On November 20, 2012, the CFPB moved to dismiss (a copy of the memorandum in support of the motion to dismiss is here)  the recent constitutional challenge to the Bureau's authority in State National Bank of Big Spring, Texas v. Geithner,  a case pending in federal court in Washington, D.C.  As our readers will recall, we posted about this complaint in June 2012, and plaintiffs amended their complaint (a copy of the amended complaint is here) in September to add the State AG’s from Michigan, Oklahoma and South Carolina.

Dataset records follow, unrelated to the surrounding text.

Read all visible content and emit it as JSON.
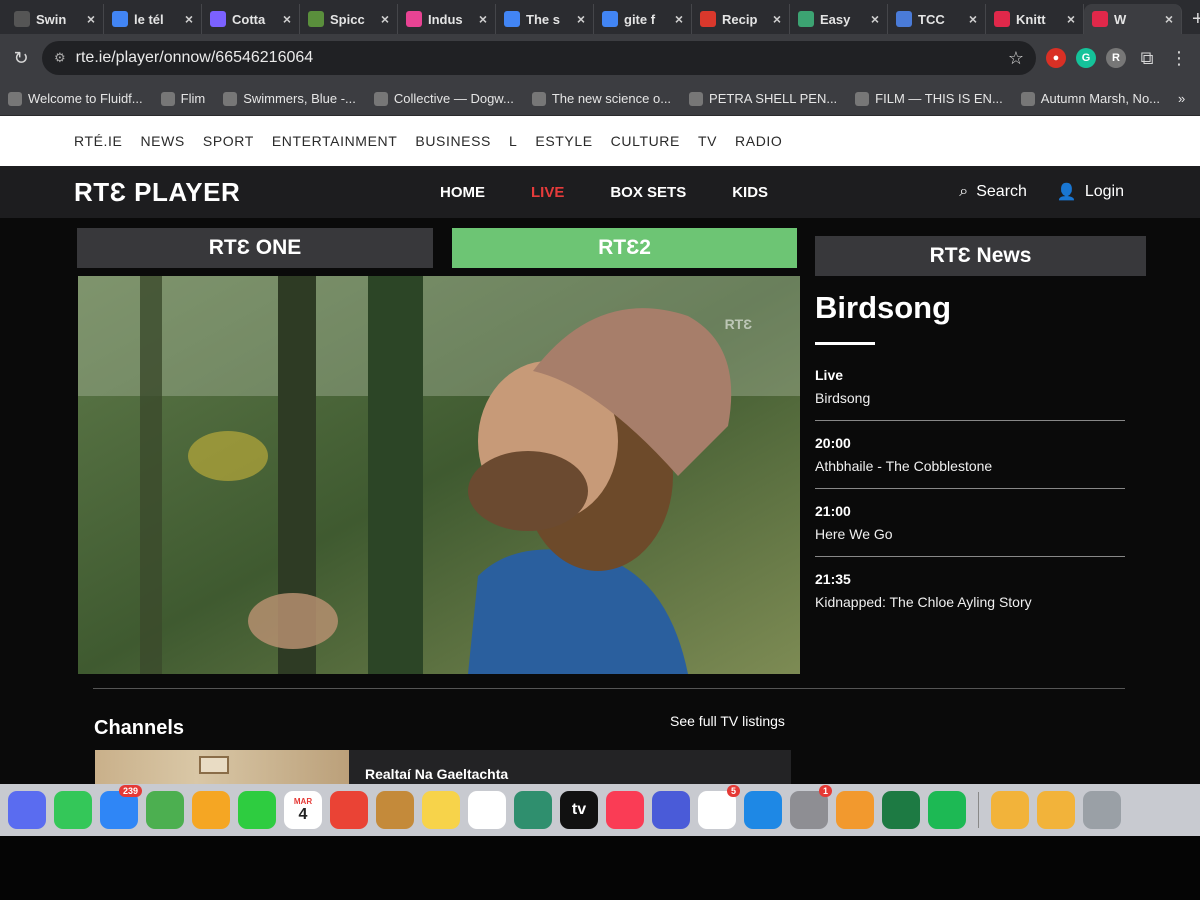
{
  "browser": {
    "tabs": [
      {
        "label": "Swin",
        "color": "#555555"
      },
      {
        "label": "le tél",
        "color": "#4285f4"
      },
      {
        "label": "Cotta",
        "color": "#7b61ff"
      },
      {
        "label": "Spicc",
        "color": "#5a8f3c"
      },
      {
        "label": "Indus",
        "color": "#e84393"
      },
      {
        "label": "The s",
        "color": "#4285f4"
      },
      {
        "label": "gite f",
        "color": "#4285f4"
      },
      {
        "label": "Recip",
        "color": "#d9382c"
      },
      {
        "label": "Easy",
        "color": "#3ca372"
      },
      {
        "label": "TCC",
        "color": "#4a7bd8"
      },
      {
        "label": "Knitt",
        "color": "#e0284a"
      },
      {
        "label": "W",
        "color": "#e0284a"
      }
    ],
    "url": "rte.ie/player/onnow/66546216064",
    "bookmarks": [
      "Welcome to Fluidf...",
      "Flim",
      "Swimmers, Blue -...",
      "Collective — Dogw...",
      "The new science o...",
      "PETRA SHELL PEN...",
      "FILM — THIS IS EN...",
      "Autumn Marsh, No..."
    ],
    "bookmarks_more": "»"
  },
  "rte_nav": {
    "items": [
      "RTÉ.IE",
      "NEWS",
      "SPORT",
      "ENTERTAINMENT",
      "BUSINESS",
      "L",
      "ESTYLE",
      "CULTURE",
      "TV",
      "RADIO"
    ]
  },
  "player": {
    "logo": "RTƐ PLAYER",
    "nav": [
      "HOME",
      "LIVE",
      "BOX SETS",
      "KIDS"
    ],
    "active_nav": "LIVE",
    "live_color": "#e63b3b",
    "search": "Search",
    "login": "Login"
  },
  "channels_tabs": {
    "one": "RTƐ ONE",
    "two": "RTƐ2",
    "news": "RTƐ News",
    "active": "two",
    "active_color": "#6dc574"
  },
  "video": {
    "watermark": "RTƐ"
  },
  "schedule": {
    "title": "Birdsong",
    "items": [
      {
        "time": "Live",
        "name": "Birdsong"
      },
      {
        "time": "20:00",
        "name": "Athbhaile - The Cobblestone"
      },
      {
        "time": "21:00",
        "name": "Here We Go"
      },
      {
        "time": "21:35",
        "name": "Kidnapped: The Chloe Ayling Story"
      }
    ]
  },
  "channels_section": {
    "heading": "Channels",
    "listings_link": "See full TV listings",
    "first_channel": "Realtaí Na Gaeltachta"
  },
  "dock": {
    "items": [
      {
        "icon": "launchpad-icon",
        "color": "#5a6cf0",
        "badge": ""
      },
      {
        "icon": "messages-icon",
        "color": "#34c759",
        "badge": ""
      },
      {
        "icon": "mail-icon",
        "color": "#2f86f6",
        "badge": "239"
      },
      {
        "icon": "maps-icon",
        "color": "#4caf50",
        "badge": ""
      },
      {
        "icon": "photos-icon",
        "color": "#f5a623",
        "badge": ""
      },
      {
        "icon": "facetime-icon",
        "color": "#2ecc40",
        "badge": ""
      },
      {
        "icon": "calendar-icon",
        "color": "#ffffff",
        "badge": "",
        "month": "MAR",
        "day": "4"
      },
      {
        "icon": "chrome-icon",
        "color": "#ea4335",
        "badge": ""
      },
      {
        "icon": "contacts-icon",
        "color": "#c48a3a",
        "badge": ""
      },
      {
        "icon": "notes-icon",
        "color": "#f7d34a",
        "badge": ""
      },
      {
        "icon": "freeform-icon",
        "color": "#ffffff",
        "badge": ""
      },
      {
        "icon": "scrivener-icon",
        "color": "#2f8f6e",
        "badge": ""
      },
      {
        "icon": "appletv-icon",
        "color": "#111111",
        "badge": "",
        "text": "tv"
      },
      {
        "icon": "music-icon",
        "color": "#fa3c55",
        "badge": ""
      },
      {
        "icon": "shortcuts-icon",
        "color": "#4a5bd8",
        "badge": ""
      },
      {
        "icon": "reminders-icon",
        "color": "#ffffff",
        "badge": "5"
      },
      {
        "icon": "appstore-icon",
        "color": "#1e88e5",
        "badge": ""
      },
      {
        "icon": "settings-icon",
        "color": "#8e8e93",
        "badge": "1"
      },
      {
        "icon": "pages-icon",
        "color": "#f2992e",
        "badge": ""
      },
      {
        "icon": "excel-icon",
        "color": "#1d7a43",
        "badge": ""
      },
      {
        "icon": "spotify-icon",
        "color": "#1db954",
        "badge": ""
      },
      {
        "icon": "folder-icon",
        "color": "#f2b33a",
        "badge": ""
      },
      {
        "icon": "folder-icon",
        "color": "#f2b33a",
        "badge": ""
      },
      {
        "icon": "trash-icon",
        "color": "#9aa0a6",
        "badge": ""
      }
    ]
  }
}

Defending the CFPB, the Department of Justice brief argues for the CFPB that plaintiffs lack standing: “Despite the roving allegations of unconstitutionality set forth in the Amended Complaint, not one of the statutorily authorized actions that Plaintiffs speculate might someday cause them harm has yet occurred.”   The CFPB likewise argues that State National Bank (SNB) suffered no injury from the designation of certain banks as “Systemically Important Financial Institutions” (SIFIs) that would therefore be subject to greater government regulation. Rather than claiming harm from itself being designated a SIFI, SNB “attempts to cast a SIFI designation and the heightened federal regulation that accompanies it as a benefit, and then claims that it will suffer a competitive injury because it has not been designated.”  According to the CFPB, this argument is based on mere “speculation that one of its direct competitors will someday be designated a SIFI,” among other speculative assertions.  This, the CFPB argues, does not and cannot constitute sufficient harm.